Une absence non justifiée fait-elle perdre toute la prime de fin d'année ?
Réponse courte
Oui, mais l'employeur dispose d'un délai bref pour l'opposer. L'annexe IV, point 18.5.2, prévoit qu'une absence non justifiée entraîne la suppression totale de la prime — non une réduction proportionnelle.
La sanction est assortie d'une exigence de forme. Cette suppression doit être confirmée par écrit au salarié dans les meilleurs délais, au plus tard avec le décompte du mois en cours. Elle ne peut donc pas être annoncée en décembre pour une absence survenue en mars.
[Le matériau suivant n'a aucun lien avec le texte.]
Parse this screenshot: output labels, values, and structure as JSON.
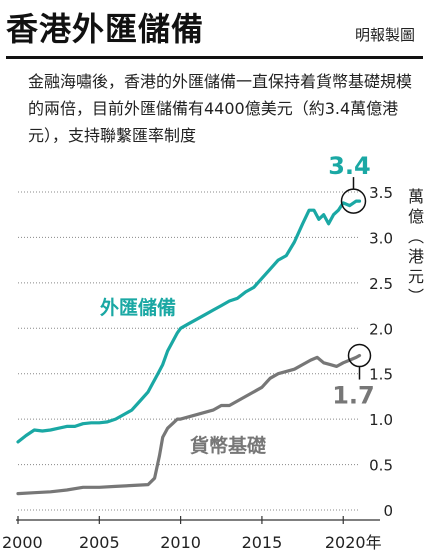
{
  "header": {
    "title": "香港外匯儲備",
    "credit": "明報製圖"
  },
  "description": "金融海嘯後，香港的外匯儲備一直保持着貨幣基礎規模的兩倍，目前外匯儲備有4400億美元（約3.4萬億港元），支持聯繫匯率制度",
  "colors": {
    "reserves": "#1aa8a4",
    "base": "#777777",
    "grid": "#888888"
  },
  "chart_data": {
    "type": "line",
    "title": "香港外匯儲備",
    "xlabel": "年",
    "ylabel": "萬億（港元）",
    "ylabel_chars": [
      "萬",
      "億",
      "︵",
      "港",
      "元",
      "︶"
    ],
    "xlim": [
      2000,
      2021.4
    ],
    "ylim": [
      0,
      3.5
    ],
    "x_ticks": [
      2000,
      2005,
      2010,
      2015,
      2020
    ],
    "x_tick_labels": [
      "2000",
      "2005",
      "2010",
      "2015",
      "2020年"
    ],
    "y_ticks": [
      0,
      0.5,
      1.0,
      1.5,
      2.0,
      2.5,
      3.0,
      3.5
    ],
    "y_tick_labels": [
      "0",
      "0.5",
      "1.0",
      "1.5",
      "2.0",
      "2.5",
      "3.0",
      "3.5"
    ],
    "grid": true,
    "series": [
      {
        "name": "外匯儲備",
        "end_label": "3.4",
        "x": [
          2000.0,
          2000.5,
          2001.0,
          2001.5,
          2002.0,
          2002.5,
          2003.0,
          2003.5,
          2004.0,
          2004.5,
          2005.0,
          2005.5,
          2006.0,
          2006.5,
          2007.0,
          2007.5,
          2008.0,
          2008.3,
          2008.6,
          2008.9,
          2009.2,
          2009.5,
          2009.8,
          2010.0,
          2010.5,
          2011.0,
          2011.5,
          2012.0,
          2012.5,
          2013.0,
          2013.5,
          2014.0,
          2014.5,
          2015.0,
          2015.5,
          2016.0,
          2016.5,
          2017.0,
          2017.5,
          2017.9,
          2018.2,
          2018.5,
          2018.8,
          2019.1,
          2019.4,
          2019.7,
          2020.0,
          2020.4,
          2020.8,
          2021.0
        ],
        "values": [
          0.75,
          0.82,
          0.88,
          0.87,
          0.88,
          0.9,
          0.92,
          0.92,
          0.95,
          0.96,
          0.96,
          0.97,
          1.0,
          1.05,
          1.1,
          1.2,
          1.3,
          1.4,
          1.5,
          1.6,
          1.75,
          1.85,
          1.95,
          2.0,
          2.05,
          2.1,
          2.15,
          2.2,
          2.25,
          2.3,
          2.33,
          2.4,
          2.45,
          2.55,
          2.65,
          2.75,
          2.8,
          2.95,
          3.15,
          3.3,
          3.3,
          3.2,
          3.25,
          3.15,
          3.25,
          3.3,
          3.38,
          3.35,
          3.4,
          3.4
        ]
      },
      {
        "name": "貨幣基礎",
        "end_label": "1.7",
        "x": [
          2000.0,
          2001.0,
          2002.0,
          2003.0,
          2004.0,
          2005.0,
          2006.0,
          2007.0,
          2008.0,
          2008.4,
          2008.7,
          2008.9,
          2009.2,
          2009.5,
          2009.8,
          2010.0,
          2011.0,
          2012.0,
          2012.5,
          2013.0,
          2014.0,
          2015.0,
          2015.5,
          2016.0,
          2017.0,
          2017.5,
          2018.0,
          2018.4,
          2018.8,
          2019.2,
          2019.6,
          2020.0,
          2020.4,
          2020.8,
          2021.0
        ],
        "values": [
          0.18,
          0.19,
          0.2,
          0.22,
          0.25,
          0.25,
          0.26,
          0.27,
          0.28,
          0.35,
          0.6,
          0.8,
          0.9,
          0.95,
          1.0,
          1.0,
          1.05,
          1.1,
          1.15,
          1.15,
          1.25,
          1.35,
          1.45,
          1.5,
          1.55,
          1.6,
          1.65,
          1.68,
          1.62,
          1.6,
          1.58,
          1.62,
          1.65,
          1.68,
          1.7
        ]
      }
    ]
  }
}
Une forclusion ferme définitivement la porte : « lorsque l'employeur omet d'informer le salarié dans les deux mois qui suivent l'absence, cette absence ne donnera plus lieu à une réduction de la prime ». Passé ce délai, la prime est due en entier, quelle qu'ait été la gravité de l'absence. La même absence peut par ailleurs justifier un licenciement sans préavis si elle atteint trois jours consécutifs.
Définition
L'absence non justifiée est celle qui n'est couverte ni par un certificat, ni par une autorisation préalable, ni par un cas de force majeure. La convention ne fixe pas de durée minimale.
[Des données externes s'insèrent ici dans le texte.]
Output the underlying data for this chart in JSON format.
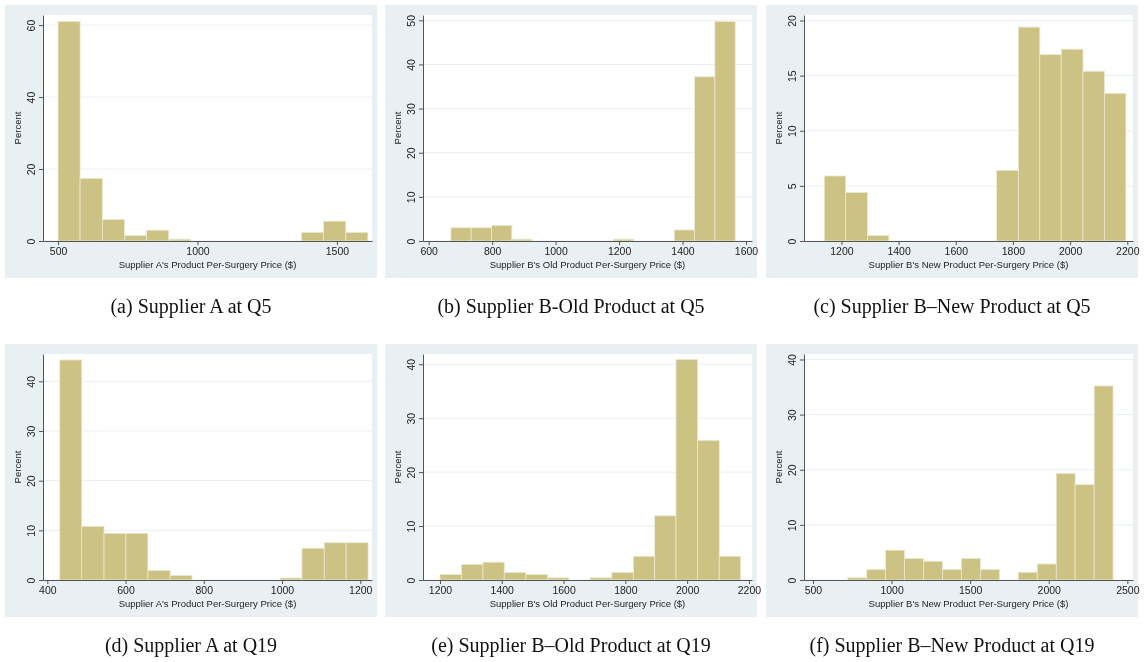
{
  "chart_data": [
    {
      "type": "histogram",
      "title": "(a)  Supplier A at Q5",
      "xlabel": "Supplier A's Product Per-Surgery Price ($)",
      "ylabel": "Percent",
      "color": "#ccc283",
      "grid": "y",
      "xlim": [
        446,
        1626
      ],
      "ylim": [
        0,
        62.8
      ],
      "xticks": [
        500,
        1000,
        1500
      ],
      "yticks": [
        0,
        20,
        40,
        60
      ],
      "bins": [
        500,
        579,
        659,
        738,
        817,
        897,
        976,
        1056,
        1135,
        1214,
        1294,
        1373,
        1452,
        1532,
        1611
      ],
      "values": [
        61,
        17.4,
        6,
        1.5,
        3,
        0.5,
        0,
        0,
        0,
        0,
        0,
        2.4,
        5.5,
        2.4
      ]
    },
    {
      "type": "histogram",
      "title": "(b)  Supplier B-Old Product at Q5",
      "xlabel": "Supplier B's Old Product Per-Surgery Price ($)",
      "ylabel": "Percent",
      "color": "#ccc283",
      "grid": "y",
      "xlim": [
        582,
        1619
      ],
      "ylim": [
        0,
        51.2
      ],
      "xticks": [
        600,
        800,
        1000,
        1200,
        1400,
        1600
      ],
      "yticks": [
        0,
        10,
        20,
        30,
        40,
        50
      ],
      "bins": [
        670,
        734,
        798,
        862,
        926,
        990,
        1054,
        1118,
        1182,
        1246,
        1310,
        1374,
        1438,
        1502,
        1566
      ],
      "values": [
        3,
        3,
        3.5,
        0.4,
        0,
        0,
        0,
        0,
        0.4,
        0,
        0,
        2.5,
        37.2,
        49.7
      ]
    },
    {
      "type": "histogram",
      "title": "(c)  Supplier B–New Product at Q5",
      "xlabel": "Supplier B's New Product Per-Surgery Price ($)",
      "ylabel": "Percent",
      "color": "#ccc283",
      "grid": "y",
      "xlim": [
        1069,
        2220
      ],
      "ylim": [
        0,
        20.5
      ],
      "xticks": [
        1200,
        1400,
        1600,
        1800,
        2000,
        2200
      ],
      "yticks": [
        0,
        5,
        10,
        15,
        20
      ],
      "bins": [
        1140,
        1215,
        1291,
        1366,
        1442,
        1517,
        1592,
        1668,
        1743,
        1819,
        1894,
        1969,
        2045,
        2120,
        2195
      ],
      "values": [
        5.9,
        4.4,
        0.5,
        0,
        0,
        0,
        0,
        0,
        6.4,
        19.4,
        16.9,
        17.4,
        15.4,
        13.4
      ]
    },
    {
      "type": "histogram",
      "title": "(d)  Supplier A at Q19",
      "xlabel": "Supplier A's Product Per-Surgery Price ($)",
      "ylabel": "Percent",
      "color": "#ccc283",
      "grid": "y",
      "xlim": [
        389,
        1230
      ],
      "ylim": [
        0,
        45.5
      ],
      "xticks": [
        400,
        600,
        800,
        1000,
        1200
      ],
      "yticks": [
        0,
        10,
        20,
        30,
        40
      ],
      "bins": [
        432,
        488,
        545,
        601,
        657,
        714,
        770,
        826,
        883,
        939,
        995,
        1051,
        1108,
        1164,
        1220
      ],
      "values": [
        44.3,
        10.8,
        9.4,
        9.4,
        1.9,
        0.9,
        0,
        0,
        0,
        0,
        0.4,
        6.4,
        7.5,
        7.5
      ]
    },
    {
      "type": "histogram",
      "title": "(e)  Supplier B–Old Product at Q19",
      "xlabel": "Supplier B's Old Product Per-Surgery Price ($)",
      "ylabel": "Percent",
      "color": "#ccc283",
      "grid": "y",
      "xlim": [
        1145,
        2210
      ],
      "ylim": [
        0,
        41.9
      ],
      "xticks": [
        1200,
        1400,
        1600,
        1800,
        2000,
        2200
      ],
      "yticks": [
        0,
        10,
        20,
        30,
        40
      ],
      "bins": [
        1200,
        1270,
        1339,
        1408,
        1478,
        1548,
        1617,
        1686,
        1756,
        1826,
        1895,
        1964,
        2034,
        2104,
        2173
      ],
      "values": [
        1,
        2.9,
        3.3,
        1.4,
        1,
        0.4,
        0,
        0.4,
        1.4,
        4.4,
        11.9,
        40.9,
        25.9,
        4.4
      ]
    },
    {
      "type": "histogram",
      "title": "(f) Supplier B–New Product at Q19",
      "xlabel": "Supplier B's New Product Per-Surgery Price ($)",
      "ylabel": "Percent",
      "color": "#ccc283",
      "grid": "y",
      "xlim": [
        443,
        2536
      ],
      "ylim": [
        0,
        41
      ],
      "xticks": [
        500,
        1000,
        1500,
        2000,
        2500
      ],
      "yticks": [
        0,
        10,
        20,
        30,
        40
      ],
      "bins": [
        721,
        842,
        962,
        1083,
        1203,
        1324,
        1445,
        1565,
        1686,
        1806,
        1927,
        2048,
        2168,
        2289,
        2409
      ],
      "values": [
        0.4,
        1.9,
        5.4,
        3.9,
        3.4,
        1.9,
        3.9,
        1.9,
        0,
        1.4,
        2.9,
        19.3,
        17.3,
        35.2
      ]
    }
  ]
}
La forclusion de deux mois est un délai préfix : son expiration éteint définitivement le droit de l'employeur de réduire la prime à raison de l'absence concernée.
Questions fréquentes
Conditions d’exercice
Trois conditions gouvernent la suppression.
| Condition | Contenu |
|---|---|
| Fait générateur | Une absence non justifiée |
| Effet | Suppression totale de la prime, sans proportionnalité |
| Forme | Confirmation écrite au salarié |
| Délai de principe | Dans les meilleurs délais, au plus tard avec le décompte du mois en cours |
| Forclusion | Deux mois à compter de l'absence |
| Effet de la forclusion | L'absence ne peut plus réduire la prime |
Modalités pratiques
Les autres conséquences d'une absence non justifiée relèvent d'autres stipulations.
| Conséquence | Condition | Article |
|---|---|---|
| Suppression de la prime | Absence non justifiée, information écrite dans les deux mois | Annexe IV, 18.5.2 |
| Licenciement sans préavis | Trois jours consécutifs sans excuse | 6.1 |
| Licenciement sans préavis | Absences répétées malgré avertissement écrit | 6.1 |
| Perte du paiement d'un jour férié | Absence sans permission la veille ou le lendemain | 24.4 |
| Perte du paiement d'un jour férié | Plus de trois jours d'absence sans permission dans les 25 jours ouvrables précédents | 24.4 |
| Information de la délégation | Le jour même de tout avertissement écrit | 5.1 |
Pratiques et recommandations
Une absence de mars doit être notifiée avant fin mai, sinon elle ne touchera pas la prime de décembre. Le délai de deux mois impose un suivi mensuel des absences, pas une revue annuelle.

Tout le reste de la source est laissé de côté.